Riba dan Babi

4847

Riba dan memakan daging babi adalah dua hal yang sangat dilarang atau dinyatakan haram dalam agama Islam. Namun ada perbedaan pengharaman yang penting untuk diketahui diantara keduanya. Kali ini penulis akan menyampaikannya pada tulisan sederhana ini.

Allah Ta’ala berfirman:

“Sesungguhnya, Dia hanya mengharamkan atas kamu bangkai, darah, daging babi, dan apa yang disembelih dengan menyebut nama selain Allah. Tetapi, barangsiapa terpaksa memakannya bukan karena melanggar peraturan dan tidak melampaui batas, maka sesungguhnya Allah Maha Pengampun, Maha Penyayang.” (QS. Al-Nahl : 116).

Dari ayat di atas kita ketahui bahwa daging babi haram untuk dimakan. Berkenaan dengan hal ini Hazrat Mirza Ghulam Ahmad as bersabda:

“Perhatikanlah bahwa riba adalah dosa yang demikian berat. Apakah orang-orang itu tidak tahu bahwa memakan daging babi itu boleh (jaiz) dalam keadaan terpaksa. Oleh karena itu Allah Ta’ala berfirman, “Tetapi barangsiapa terpaksa, bukan bermaksud melanggar dan tidak melampaui batas, maka tidak ada dosa atasnya. Sesungguhnya Allah Maha Pengampun, Maha Penyayang.” (QS.2:174) yakni tidak ada dosa (karena memakan daging babi secara terpaksa) atas orang yang bukan bermaksud melanggar dan tidak pula melampaui batas. Allah itu Maha Pengampun lagi Maha Penyayang. Namun untuk riba Allah Ta’ala tidak berfirman,“boleh bila terpaksa” bahkan bagi riba Dia berfirman, “Hai orang-orang yang beriman, takutlah kepada Allah dan tinggalkanlah yang masih tersisa dari riba jika kamu benar-benar orang-orang yang beriman. Tetapi jika kamu tidak mengerjakannya maka waspadalah terhadap perang dari Allah dan Rasul-Nya…” (QS.2:279-280) Jika kita tidak kapok/berhenti dari jual-beli/persetujuan dagang/bisnis yang melibatkan riba maka waspadalah akan deklarasi perang dari Allah dan Rasul-Nya. Inilah keyakinan kami bahwa barangsiapa bertawakal kepada Allah Ta’ala maka tidak akan ada suatu keperluan (yang susah dipenuhi) atasnya (apalagi sampai perlu mengambil riba). Jika seorang muslim terperosok dalam ujian (riba)ini maka itu adalah hasil dari amalan buruknya. Jika orang-orang Hindu melakukan dosa ini (riba) maka ia akan menjadi kaya-raya. Namun jika seorang muslim melakukan dosa ini (riba) maka ia akan binasa sebagai bukti benarnya ayat “Dia rugi di dunia dan di akhirat” (QS.Al-Hajj:12). Jadi apakah tidak perlu bagi seorang muslim untuk berhenti (kapok) darinya (riba)?” (Badr, jld. 7, no. 5 tanggal 6 Februari 1908 hlm. 6; Tafsir Hd. Masih Mau’ud as., jld. 5, hlm. 88).

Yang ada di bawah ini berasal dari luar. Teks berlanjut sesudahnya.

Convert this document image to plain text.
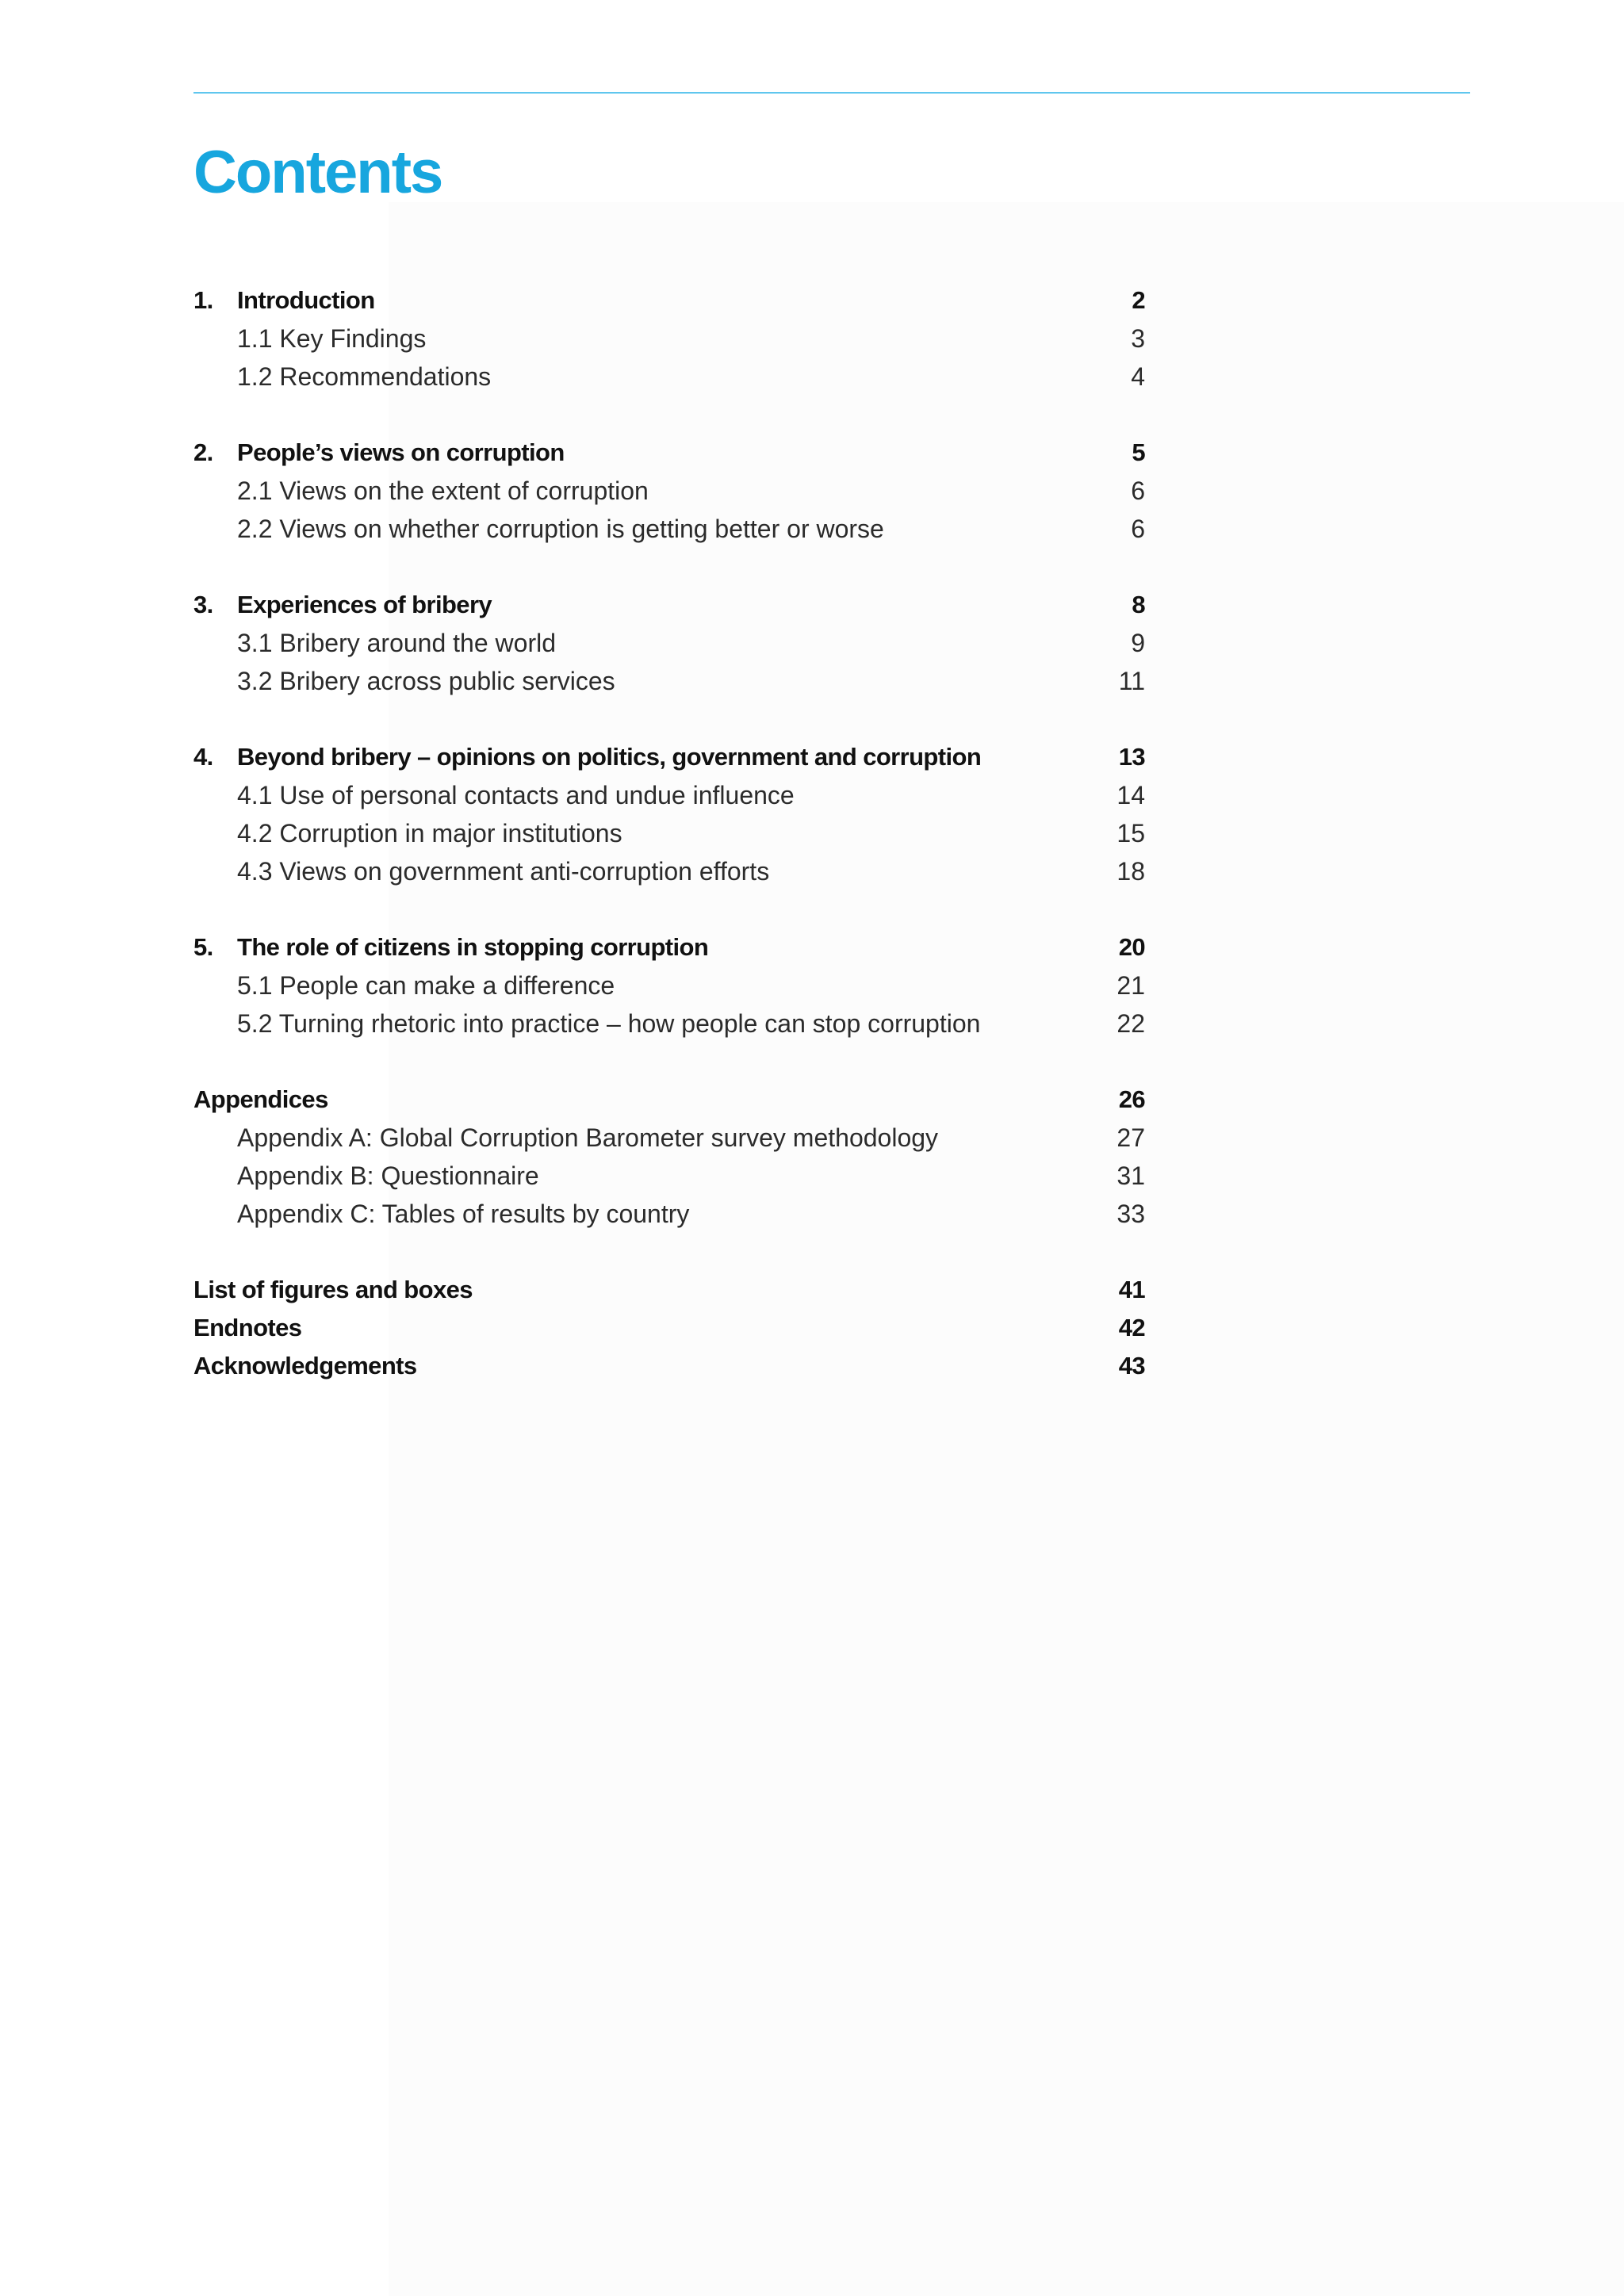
Contents
1. Introduction	2
1.1 Key Findings	3
1.2 Recommendations	4
2. People’s views on corruption	5
2.1 Views on the extent of corruption	6
2.2 Views on whether corruption is getting better or worse	6
3. Experiences of bribery	8
3.1 Bribery around the world	9
3.2 Bribery across public services	11
4. Beyond bribery – opinions on politics, government and corruption	13
4.1 Use of personal contacts and undue influence	14
4.2 Corruption in major institutions	15
4.3 Views on government anti-corruption efforts	18
5. The role of citizens in stopping corruption	20
5.1 People can make a difference	21
5.2 Turning rhetoric into practice – how people can stop corruption	22
Appendices	26
Appendix A: Global Corruption Barometer survey methodology	27
Appendix B: Questionnaire	31
Appendix C: Tables of results by country	33
List of figures and boxes	41
Endnotes	42
Acknowledgements	43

Maka jelaslah bahwa kita bisa makan daging babi bahkan bangkai bila memang terpaksa. Situasi terpaksa bisa muncul manakala benar-benar tidak ada makanan lain lagi sedang kita benar-benar kelaparan. Maka dalam kondisi demikian Allah memberi keringanan dengan dibolehkannya makan daging babi.

Namun bagi riba sama sekali tidak ada pengecualian bahkan saat kondisi terpaksa. Allah dan Rasul-Nya bahkan menyatakan perang bagi mereka yang mengambil riba dalam urusan bisnis mereka. Penulis rasa, kita lebih baik pinjam kepada mereka yang tidak menerapkan riba bila benar-benar memerlukan dana segera.

Sudah menjadi rahasia umum bahwa para pengusaha muslim menjadi bangkrut karena bermain-main dengan api riba. Maka dari itu kita wajib menghindari riba sedapat mungkin dalam urusan-urusan bisnis kita bahkan saat situasi yang benar-benar jatuh sekalipun. Bila kita benar-benar bertawakal kepada-Nya maka Insya-Allah  Dia akan senantiasa mencukupi keperluan kita tanpa harus mengambil riba. Semoga Allah Ta’ala menganugerahkan taufik kepada kita agar senantiasa terjaga dari riba. Semoga Dia senantiasa mencukupi kebutuhan jasmani-rohani kita. Aamiin.